In an article in the journal Neurocase based on the diaries, researcher Melissa Rutherford of McMaster University in Hamilton describes how, by age one, the twins "already differed in language development, social development, sleep patterns and sensitivity to pain" -- work that could lead to new theories about autism and new tests to diagnose the disorder within the first six months of life.
Between six and 12 months of age, Tasha babbled and spoke several new words a week -- "hat," "duck" and "toe." Nathan attempted just two during the entire six-month period: "ta ta" and "dare."
Children who develop autism usually are not identified until they are at least two years old, or sometimes three or four.
"There's not a reliable diagnosis before age two," Ms. Rutherford says. "But I believe autism is there earlier."

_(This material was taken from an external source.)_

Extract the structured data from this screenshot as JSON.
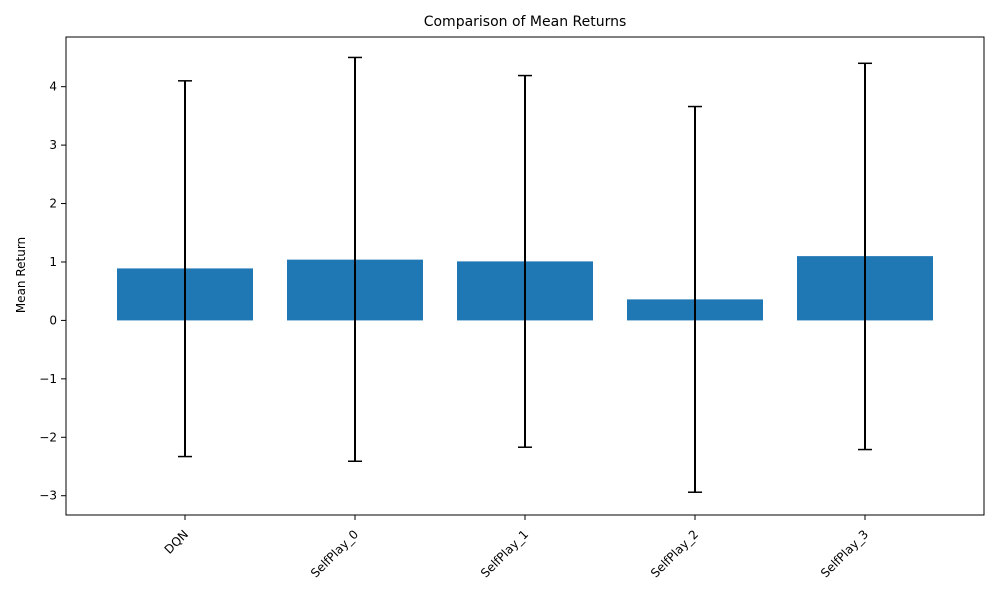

Children with autism need early treatment, she says, or else they risk drifting further and further from how a normal child would behave.

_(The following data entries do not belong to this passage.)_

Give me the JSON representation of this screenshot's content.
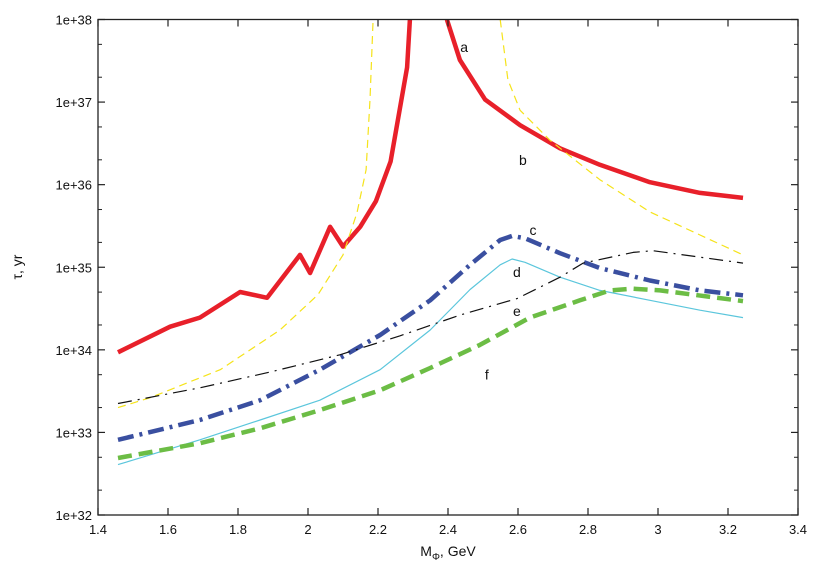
{
  "chart_data": {
    "type": "line",
    "xlabel": "M",
    "xlabel_sub": "Φ",
    "xlabel_suffix": ", GeV",
    "ylabel": "τ, yr",
    "xlim": [
      1.4,
      3.4
    ],
    "ylim": [
      1e+32,
      1e+38
    ],
    "yscale": "log",
    "grid": false,
    "legend": "none",
    "x_ticks": [
      "1.4",
      "1.6",
      "1.8",
      "2",
      "2.2",
      "2.4",
      "2.6",
      "2.8",
      "3",
      "3.2",
      "3.4"
    ],
    "y_ticks": [
      "1e+32",
      "1e+33",
      "1e+34",
      "1e+35",
      "1e+36",
      "1e+37",
      "1e+38"
    ],
    "series": [
      {
        "label": "a",
        "color": "#e8202a",
        "style": "solid-thick",
        "segments": [
          [
            [
              1.457,
              33.97
            ],
            [
              1.606,
              34.28
            ],
            [
              1.691,
              34.39
            ],
            [
              1.806,
              34.7
            ],
            [
              1.883,
              34.63
            ],
            [
              1.977,
              35.15
            ],
            [
              2.006,
              34.93
            ],
            [
              2.063,
              35.49
            ],
            [
              2.1,
              35.25
            ],
            [
              2.149,
              35.49
            ],
            [
              2.194,
              35.8
            ],
            [
              2.236,
              36.28
            ],
            [
              2.283,
              37.42
            ],
            [
              2.291,
              38.0
            ]
          ],
          [
            [
              2.397,
              38.0
            ],
            [
              2.434,
              37.51
            ],
            [
              2.506,
              37.03
            ],
            [
              2.606,
              36.72
            ],
            [
              2.72,
              36.44
            ],
            [
              2.834,
              36.24
            ],
            [
              2.977,
              36.03
            ],
            [
              3.12,
              35.9
            ],
            [
              3.243,
              35.84
            ]
          ]
        ]
      },
      {
        "label": "b",
        "color": "#f5e31a",
        "style": "dashed-thin",
        "segments": [
          [
            [
              1.457,
              33.3
            ],
            [
              1.549,
              33.42
            ],
            [
              1.749,
              33.76
            ],
            [
              1.92,
              34.24
            ],
            [
              2.029,
              34.67
            ],
            [
              2.1,
              35.15
            ],
            [
              2.14,
              35.66
            ],
            [
              2.166,
              36.18
            ],
            [
              2.177,
              37.03
            ],
            [
              2.186,
              38.0
            ]
          ],
          [
            [
              2.549,
              38.0
            ],
            [
              2.571,
              37.27
            ],
            [
              2.606,
              36.9
            ],
            [
              2.691,
              36.54
            ],
            [
              2.834,
              36.06
            ],
            [
              2.977,
              35.67
            ],
            [
              3.12,
              35.39
            ],
            [
              3.243,
              35.15
            ]
          ]
        ]
      },
      {
        "label": "c",
        "color": "#3a4fa0",
        "style": "dashdot-thick",
        "segments": [
          [
            [
              1.457,
              32.91
            ],
            [
              1.691,
              33.15
            ],
            [
              1.863,
              33.39
            ],
            [
              2.034,
              33.76
            ],
            [
              2.206,
              34.18
            ],
            [
              2.349,
              34.6
            ],
            [
              2.463,
              35.03
            ],
            [
              2.549,
              35.33
            ],
            [
              2.583,
              35.38
            ],
            [
              2.62,
              35.35
            ],
            [
              2.72,
              35.17
            ],
            [
              2.834,
              34.99
            ],
            [
              2.977,
              34.84
            ],
            [
              3.12,
              34.72
            ],
            [
              3.243,
              34.66
            ]
          ]
        ]
      },
      {
        "label": "d",
        "color": "#5bc6dc",
        "style": "solid-thin",
        "segments": [
          [
            [
              1.457,
              32.61
            ],
            [
              1.691,
              32.91
            ],
            [
              1.863,
              33.15
            ],
            [
              2.034,
              33.39
            ],
            [
              2.206,
              33.76
            ],
            [
              2.349,
              34.24
            ],
            [
              2.463,
              34.73
            ],
            [
              2.549,
              35.03
            ],
            [
              2.583,
              35.1
            ],
            [
              2.62,
              35.06
            ],
            [
              2.72,
              34.88
            ],
            [
              2.834,
              34.72
            ],
            [
              2.977,
              34.6
            ],
            [
              3.12,
              34.48
            ],
            [
              3.243,
              34.39
            ]
          ]
        ]
      },
      {
        "label": "e",
        "color": "#111111",
        "style": "dashdot-thin",
        "segments": [
          [
            [
              1.457,
              33.35
            ],
            [
              1.691,
              33.54
            ],
            [
              1.891,
              33.73
            ],
            [
              2.091,
              33.94
            ],
            [
              2.263,
              34.17
            ],
            [
              2.434,
              34.42
            ],
            [
              2.597,
              34.62
            ],
            [
              2.72,
              34.88
            ],
            [
              2.786,
              35.05
            ],
            [
              2.929,
              35.18
            ],
            [
              2.986,
              35.2
            ],
            [
              3.243,
              35.05
            ]
          ]
        ]
      },
      {
        "label": "f",
        "color": "#6cbd45",
        "style": "dashed-thick",
        "segments": [
          [
            [
              1.457,
              32.69
            ],
            [
              1.691,
              32.87
            ],
            [
              1.863,
              33.05
            ],
            [
              2.034,
              33.27
            ],
            [
              2.206,
              33.51
            ],
            [
              2.349,
              33.78
            ],
            [
              2.491,
              34.06
            ],
            [
              2.634,
              34.39
            ],
            [
              2.777,
              34.6
            ],
            [
              2.863,
              34.72
            ],
            [
              2.929,
              34.74
            ],
            [
              3.006,
              34.72
            ],
            [
              3.243,
              34.59
            ]
          ]
        ]
      }
    ],
    "annotations": [
      {
        "text": "a",
        "x": 2.446,
        "y": 37.67
      },
      {
        "text": "b",
        "x": 2.614,
        "y": 36.3
      },
      {
        "text": "c",
        "x": 2.643,
        "y": 35.45
      },
      {
        "text": "d",
        "x": 2.597,
        "y": 34.94
      },
      {
        "text": "e",
        "x": 2.597,
        "y": 34.47
      },
      {
        "text": "f",
        "x": 2.511,
        "y": 33.7
      }
    ]
  }
}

More than half a century after it was first identified, autism remains a medical enigma. The condition affects two to five children in every 1,000, and, for unknown reasons, four times as many boys as girls. Multiple genes are thought to be involved, and brain scans have revealed fundamental differences in the brain anatomy of people with autism.
Researchers have tried before to find subtle and early signs of autism. One team looked back at videotapes of the first birthday parties of children who were later diagnosed with the disorder. Tina Fougere, on the other hand, began keeping journals the day she found out she was pregnant. And she took these notes with an open mind -- with no thoughts about possible autism in her family.
Ms. Fougere met Ms. Rutherford, an assistant professor of psychology at McMaster, in the spring of 2003. Ms. Fougere is a founder of the Canadian National Autism Foundation, which raises money for Canadian research. She invited Ms. Rutherford to be a keynote speaker at a fundraising event, and it was at dinner later that night she told Ms. Rutherford about the journals she could not get other researchers interested in.
The chance to observe twins offered the perfect "control," Ms. Rutherford says, because there's no difference that might be based on race, socio-economic levels, diets, chemical exposure or other factors that could explain autism
Nathan entered the world first: He was delivered vaginally, five weeks premature. Tasha was delivered via emergency Caesarean section 35 minutes later, the umbilical cord wrapped around her neck. While both babies experienced distress, Tasha's was the more traumatic birth -- which goes against the theory that a traumatic delivery causes autism.
Nathan continued at first to be the stronger twin. But then he started to show subtle signs of autism.
By age six months, Tasha started using labels for objects and people. Nathan, who suffered early hearing loss from numerous ear infections, did not, and was doing "double-phrasing," for example, "tee tee" and "po po." During the second year, he would point, or grunt at something he wanted, "because the words weren't there," Ms. Fougere remembers.
Tasha preferred family to strangers. Nathan shied away from both.
By 11 months of age, he was making less eye contact and showing less affection. He would hide behind a chair and ignore visitors. By age two, he had an intense interest in patterns and puzzles. Ms. Fougere recalls how he "dumped the puzzle out of boxes, the pieces upside down and, not looking at the face of them, grabbed the right piece to do the puzzle." He lined toys and objects up in rows, or by colour.
At age three, he started to squint and "peek through his eyes." He started banging his head against the wall and floor, and spinning in circles. If he hurt himself, he did not look for comfort.
Nathan was diagnosed with autism when he was three and a half. What is remarkable, Ms. Rutherford says, is how early he showed symptoms.
"I think that it gives us a clue about what's going on in this early development in autism."
Ms. Fougere still marks down things every day. Nathan continues to struggle with language, but he is in a regular classroom with his twin.